I have heard complaints that the story doesn’t exactly follow the life of Jeff Buckley, nor does it have the conventions of a traditional bio-pick. But that too, was Jeff Buckley (Penn Badgley). His music was raw and unfinished and often strayed from expected conventions. He was so obviously full of emotion, and yes, his life was incomplete. Would I expect anything different from a movie chronicling part of Jeff Buckley’s life? I did, and I expected to be disappointed. I was wrong, gladly so.
In short, the plot is as follows: The year is 1991, three years before the release of Jeff Buckley’s Grace album and six years before his accidental(?) drowning. Jeff is asked to perform at a tribute concert for his father, Tim Buckley, who Jeff never really knew. Tim died of an accidental overdose in 1975. Jeff was nine. The story revolves around Jeff trying to come to terms with the legend of his father, their relationship or lack thereof, and the man Jeff would like to become.

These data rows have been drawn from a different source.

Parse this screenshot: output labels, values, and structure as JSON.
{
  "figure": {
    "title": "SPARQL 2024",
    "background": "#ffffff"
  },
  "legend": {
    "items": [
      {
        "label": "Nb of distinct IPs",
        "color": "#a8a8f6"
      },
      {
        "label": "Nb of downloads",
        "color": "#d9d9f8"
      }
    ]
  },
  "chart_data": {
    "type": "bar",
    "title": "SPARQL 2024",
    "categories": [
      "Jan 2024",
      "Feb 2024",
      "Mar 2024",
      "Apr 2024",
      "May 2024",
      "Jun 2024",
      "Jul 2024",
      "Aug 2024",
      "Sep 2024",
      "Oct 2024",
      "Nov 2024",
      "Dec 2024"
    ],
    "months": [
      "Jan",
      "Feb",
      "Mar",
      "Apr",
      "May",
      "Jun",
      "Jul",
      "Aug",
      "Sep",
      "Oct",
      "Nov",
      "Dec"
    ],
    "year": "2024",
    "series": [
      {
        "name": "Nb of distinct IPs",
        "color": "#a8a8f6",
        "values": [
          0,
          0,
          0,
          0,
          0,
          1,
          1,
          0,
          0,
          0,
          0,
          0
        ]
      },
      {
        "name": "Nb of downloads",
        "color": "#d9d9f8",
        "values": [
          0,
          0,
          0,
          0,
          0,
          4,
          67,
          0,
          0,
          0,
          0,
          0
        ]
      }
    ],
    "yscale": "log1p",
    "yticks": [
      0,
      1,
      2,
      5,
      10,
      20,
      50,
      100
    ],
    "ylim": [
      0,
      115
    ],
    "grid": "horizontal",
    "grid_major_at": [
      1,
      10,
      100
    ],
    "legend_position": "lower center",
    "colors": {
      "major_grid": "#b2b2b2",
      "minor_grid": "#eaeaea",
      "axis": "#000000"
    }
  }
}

The father-son relationship is told in a series of flashbacks very reminiscent of the 1996 John Sayles’ movie, Lone Star, with Chris Cooper and Matthew McConaughey. Another story where the son is trying to live up to the expectations of a father while becoming his own man.
Dan Algrant directs the movie like a beautiful and lyrical composition, not a musical, but a song. And it works. We want to know the story told in each verse, sing along with the chorus, and hope for more when the music ends. There are some very fine performances in this movie. Imogen Poots gives a near captivating show as a young singer inspired by the legend of Tim and enthralled by the promise of Jeff. Ben Rosenfield, who plays Tim Buckley, does so with subtle conviction. While this is very much the story of Tim, the artist and the man, it is mainly the story about a rising and fleeting star – his son, Jeff. Throughout the film, Algrant gives the viewer hints of Jeff Buckley and the man he will become (and never get the opportunity to be), and then, in a final tribute to his father, we are introduced to Jeff, the artist, in the grandest of ways and this is where Penn Badgley excels. It is simply a beautiful moment when this young man becomes the Jeff Buckley of legend and lore and music history. Just as much as it reflects the emergence of Jeff Buckley, it should do the same for Badgely. This should be a star making role for Badgley, who sang live and did not lip sync his Buckley performances. But will it be? We’ll just have to wait and see.
In most biopics about musicians, the viewer gets the story leading to the song. Here, the story is the song.
We wait for the Jeff Buckley moment and we beg for Hallelujah, but that’s not what we get. And, I expect, it’s not what Buckley would’ve have wanted in a film about him. This movie may mean less to those unfamiliar with Jeff Buckley. But to the fans, it is completely unexpected, completely fulfilling, and completely what I hoped it could be.
Could this movie have been better? Probably. Would that have made it better? I don’t think so.